Par Dorothée Moisan, journaliste pour Reporterre
Tous les jours, l’envoyée spéciale de Reporterre raconte les coulisses, les anecdotes et les coups de théâtre de la COP24, qui se déroule en Pologne, du 2 au 14 décembre.
Au 5e jour de la COP, la question des Gilets jaunes s’est invitée à Katowice, où le « cas français » divise. Tandis que certains y lisent la nécessité à mieux communiquer autour des politiques climatiques, d’autres, comme les travailleurs polonais du charbon, s’en saisissent pour défendre le maintien des énergies fossiles.
La journée a commencé par une rencontre aussi inattendue que fortunée. Alors que je préparais le programme de la journée dans cette salle de presse reculée, je suis tombée nez à nez avec le président polonais de la COP, Michal Kurtyka. J’ai donc tenté ma chance. En français, puisque le jeune (45 ans) et sémillant vice-ministre de l’Environnement a fait ses études en France, sur les bancs de Polytechnique. Je lui ai demandé ce qu’il pensait de la crise française des Gilets jaunes et s’il ne craignait pas qu’un tel événement n’écorne les ambitions de certains États. En dépit d’une attachée de presse qui le tirait sans cesse par la manche pour l’encourager à partir, il a tenu bon et m’a gentiment répondu que cette question n’avait pas d’incidence sur la COP, puisqu’il s’agissait d’un « problème national ». National, national, mais ça a tout de même un lien direct avec le message de la « transition juste » qu’il porte depuis dimanche, non ? C’est vrai, a-t-il reconnu, et d’ailleurs, « l’exemple de la Pologne montre qu’on peut mener une politique en accord avec sa population, même si c’est une politique difficile ». C’est à ce moment-là que je lui ai rappelé que la Pologne, avec une électricité produite à 80 % grâce au charbon, n’était pas véritablement engagée dans ce qu’on pouvait qualifier de transition énergétique.

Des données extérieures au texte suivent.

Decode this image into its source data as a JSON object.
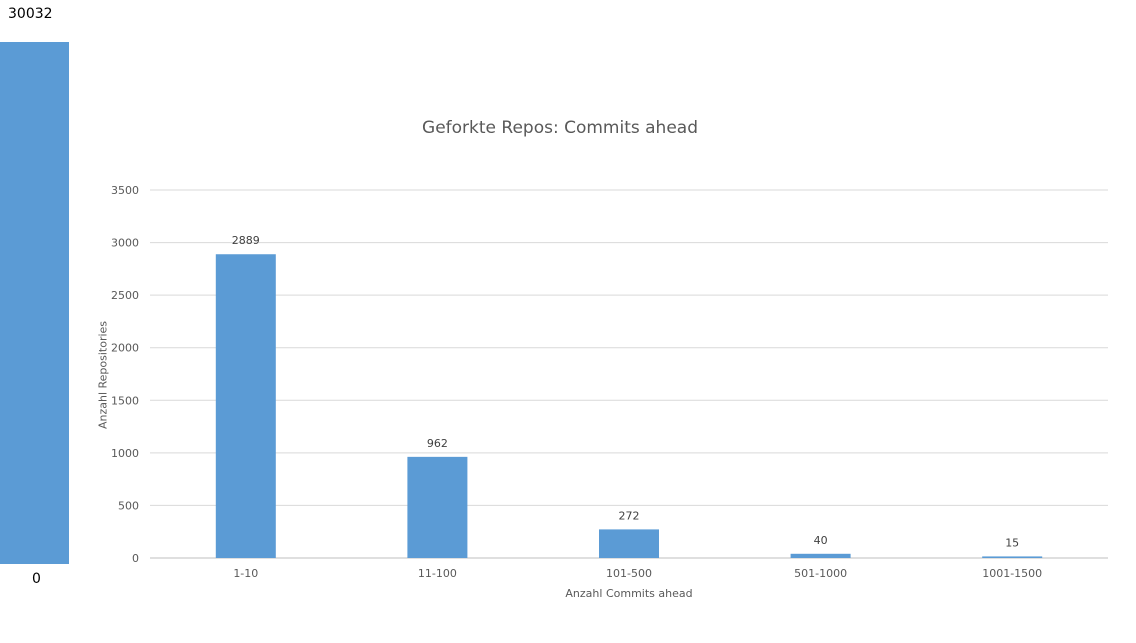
{
  "side_indicator": {
    "max_label": "30032",
    "min_label": "0",
    "color": "#5b9bd5",
    "level": 1.0
  },
  "chart_data": {
    "type": "bar",
    "title": "Geforkte Repos: Commits ahead",
    "xlabel": "Anzahl Commits ahead",
    "ylabel": "Anzahl Repositories",
    "categories": [
      "1-10",
      "11-100",
      "101-500",
      "501-1000",
      "1001-1500"
    ],
    "values": [
      2889,
      962,
      272,
      40,
      15
    ],
    "data_labels": [
      "2889",
      "962",
      "272",
      "40",
      "15"
    ],
    "ylim": [
      0,
      3500
    ],
    "yticks": [
      0,
      500,
      1000,
      1500,
      2000,
      2500,
      3000,
      3500
    ],
    "grid": true,
    "legend": "none",
    "bar_color": "#5b9bd5",
    "grid_color": "#d9d9d9"
  }
}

« N’oubliez pas le point de départ », m’a-t-il répondu, justifiant la situation actuelle par « la folie des grandeurs des communistes ». « Notre mix est hérité de décisions qui étaient planifiées à Moscou. » La Pologne a donc misé sur le seul charbon, « alors que tous ses voisins avaient la diversité des mix : Lituanie, Tchéquie, Slovaquie, Ukraine… Tous avaient des centrales nucléaires, sauf la Pologne ». Cette dernière étant dotée d’« une surcapacité d’usines de production d’électricité relativement neuves fonctionnant au charbon, il faut un petit peu de temps pour engager un changement ».

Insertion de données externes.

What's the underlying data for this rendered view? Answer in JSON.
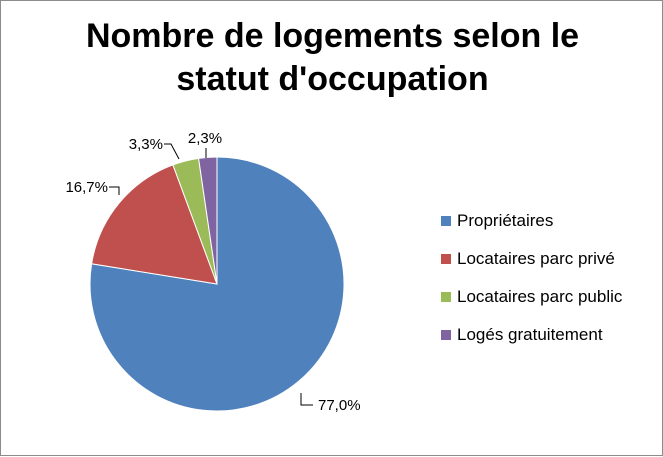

La crise française est un argument idéal pour justifier le malaise social et discréditer tout effort de transition énergétique, présentée comme inéquitable
D’ailleurs, s’est-il défendu, la source qui sera la plus développée dans le mix polonais dans les années à venir sera le photovoltaïque. Un mégawatt sur quatre de la puissance installée en 2035 viendra du photovoltaïque ». Cependant, la Pologne a autorisé il y a peu la construction d’une nouvelle centrale à charbon.